The virus can also survive inside and outside eggs. Boiled egg, or better still, items that lead to breaking open the shell will eliminate virus threat. However, you should wash hands and wipe the surface that the raw egg was in contact with.”
Relation to Chinese H7N9 strain:
“To my knowledge, there is no relation to the outbreak in China. Genetic studies, if they have been conducted, have not yet been reported by the Nepali government.”
“Avian flu demands the same preventive measures as for any flu outbreak; distance and minimal contact with source or suspected source, and wearing a mask and washing hands if needed to deal with it at all. If a sick bird is observed, it is advised to maintain a distance and make no contact, even to segregate other birds as those may also have already been infected. It is imperative to call a veterinarian immediately.”

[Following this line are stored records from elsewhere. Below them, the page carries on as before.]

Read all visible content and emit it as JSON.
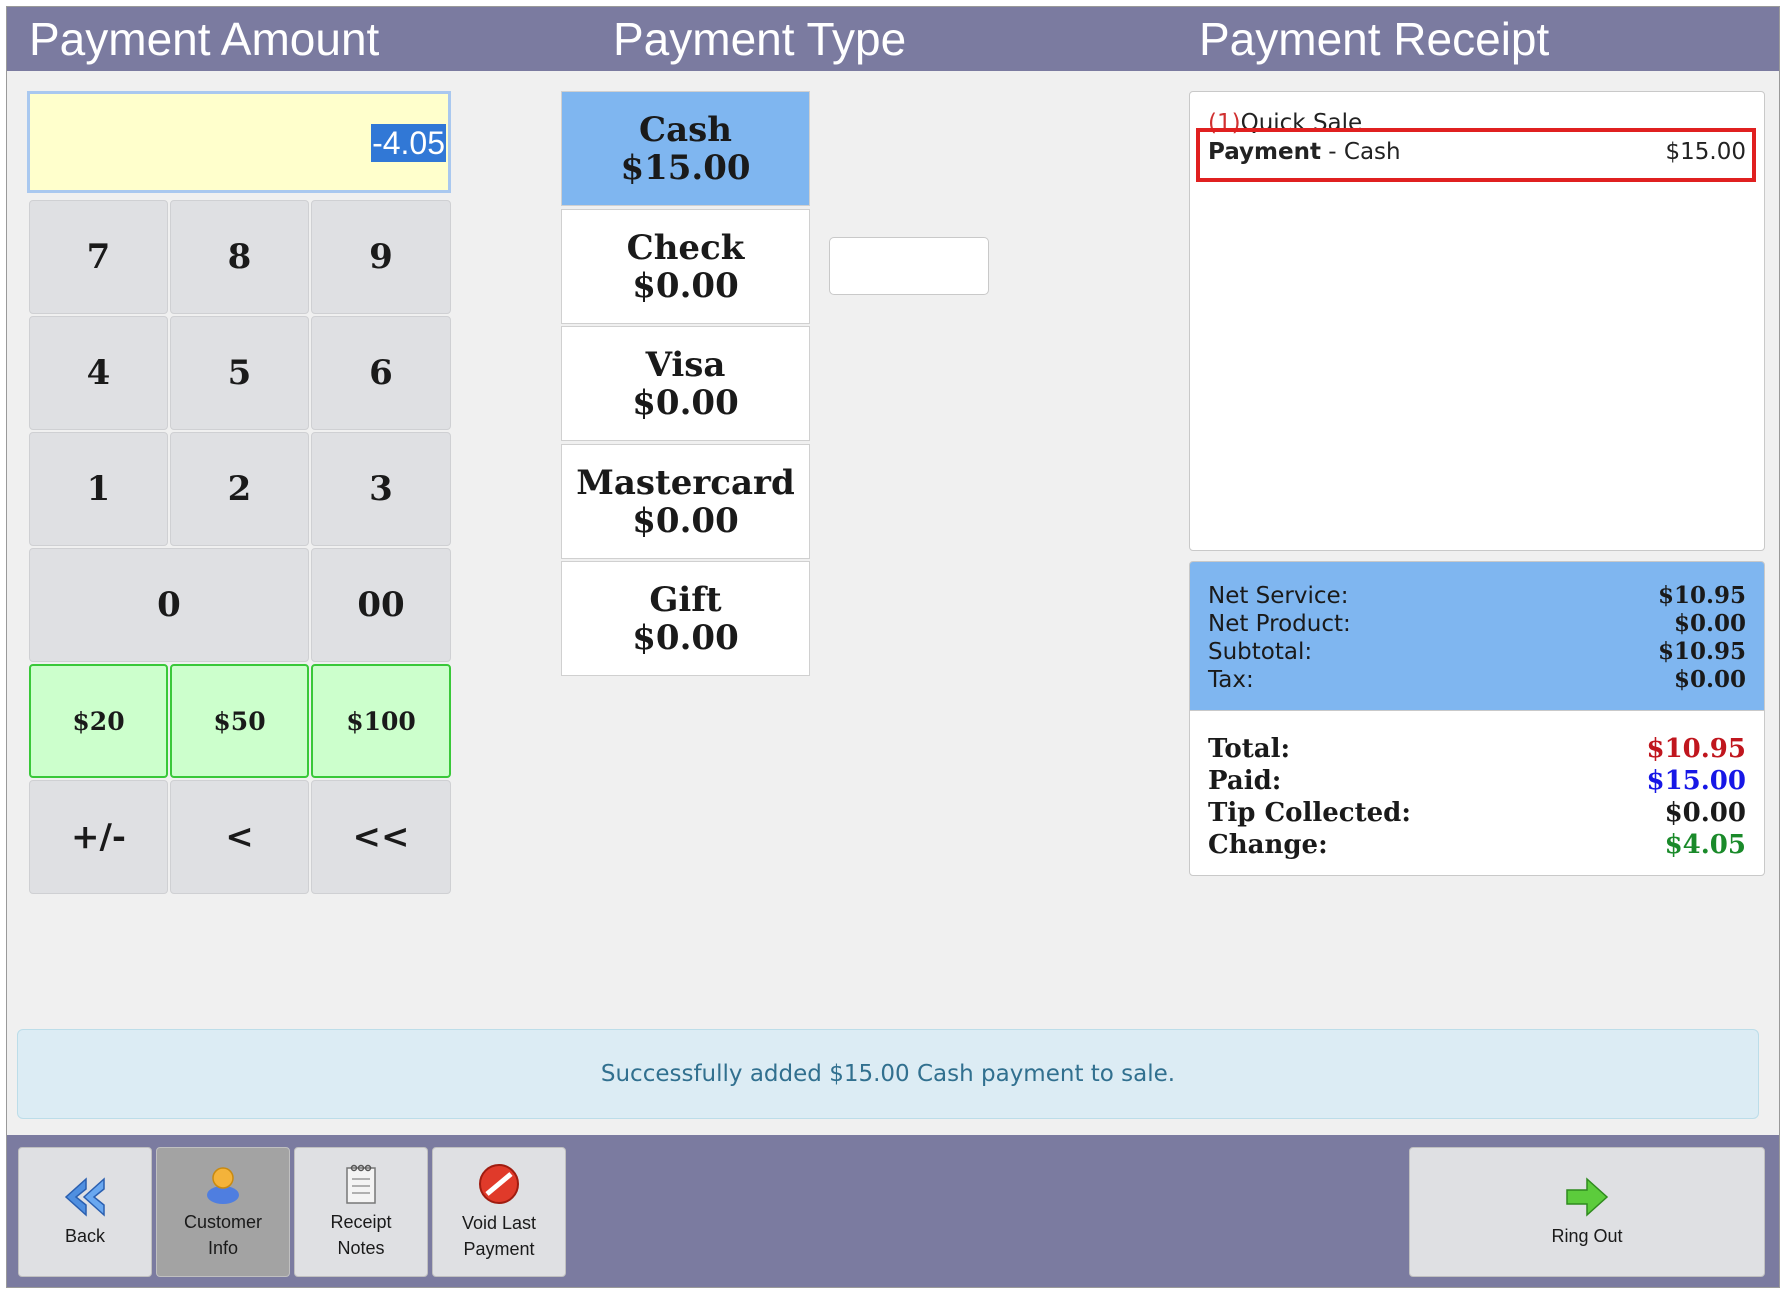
{
  "headers": {
    "payment_amount": "Payment Amount",
    "payment_type": "Payment Type",
    "payment_receipt": "Payment Receipt"
  },
  "amount_value": "-4.05",
  "keypad": {
    "k7": "7",
    "k8": "8",
    "k9": "9",
    "k4": "4",
    "k5": "5",
    "k6": "6",
    "k1": "1",
    "k2": "2",
    "k3": "3",
    "k0": "0",
    "k00": "00",
    "q20": "$20",
    "q50": "$50",
    "q100": "$100",
    "plusminus": "+/-",
    "back": "<",
    "clear": "<<"
  },
  "payment_types": [
    {
      "name": "Cash",
      "amount": "$15.00"
    },
    {
      "name": "Check",
      "amount": "$0.00"
    },
    {
      "name": "Visa",
      "amount": "$0.00"
    },
    {
      "name": "Mastercard",
      "amount": "$0.00"
    },
    {
      "name": "Gift",
      "amount": "$0.00"
    }
  ],
  "receipt": {
    "line_index": "(1)",
    "line_item": "Quick Sale",
    "payment_label": "Payment",
    "payment_sep": " - ",
    "payment_method": "Cash",
    "payment_amount": "$15.00"
  },
  "totals_top": [
    {
      "label": "Net Service:",
      "value": "$10.95"
    },
    {
      "label": "Net Product:",
      "value": "$0.00"
    },
    {
      "label": "Subtotal:",
      "value": "$10.95"
    },
    {
      "label": "Tax:",
      "value": "$0.00"
    }
  ],
  "totals_bottom": [
    {
      "label": "Total:",
      "value": "$10.95"
    },
    {
      "label": "Paid:",
      "value": "$15.00"
    },
    {
      "label": "Tip Collected:",
      "value": "$0.00"
    },
    {
      "label": "Change:",
      "value": "$4.05"
    }
  ],
  "colors": {
    "total": "#c0161e",
    "paid": "#1717e6",
    "change": "#1a8a2a",
    "header_bar": "#7b7ba0",
    "selected_type": "#7fb6f0"
  },
  "message": "Successfully added $15.00 Cash payment to sale.",
  "buttons": {
    "back": "Back",
    "customer_line1": "Customer",
    "customer_line2": "Info",
    "notes_line1": "Receipt",
    "notes_line2": "Notes",
    "void_line1": "Void Last",
    "void_line2": "Payment",
    "ring_out": "Ring Out"
  }
}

And finally, A brief history of bird flu in Nepal, as reported by Kantipur media last December:
“Nepal witnessed its first avian flu outbreak in 2008 in Jhapa. Since then, major outbreaks have been reported in Pokhara, Nawalparasi and Banke. Similar outbreaks were reported in a Dhading poultry farm on December 21  and a farm in Bode, Bhaktapur on October 15 . Likewise, in March, cases of bird flu were reported on Lalitpur farms. The first case of the flu inside the Kathmandu Valley was reported in November 2011 in the Manohara river.”
- 52 poultry farms across Nepal in last nine months.
- 75 bird flu outbreaks since 2009
- 170,000 chickens culled since 2009.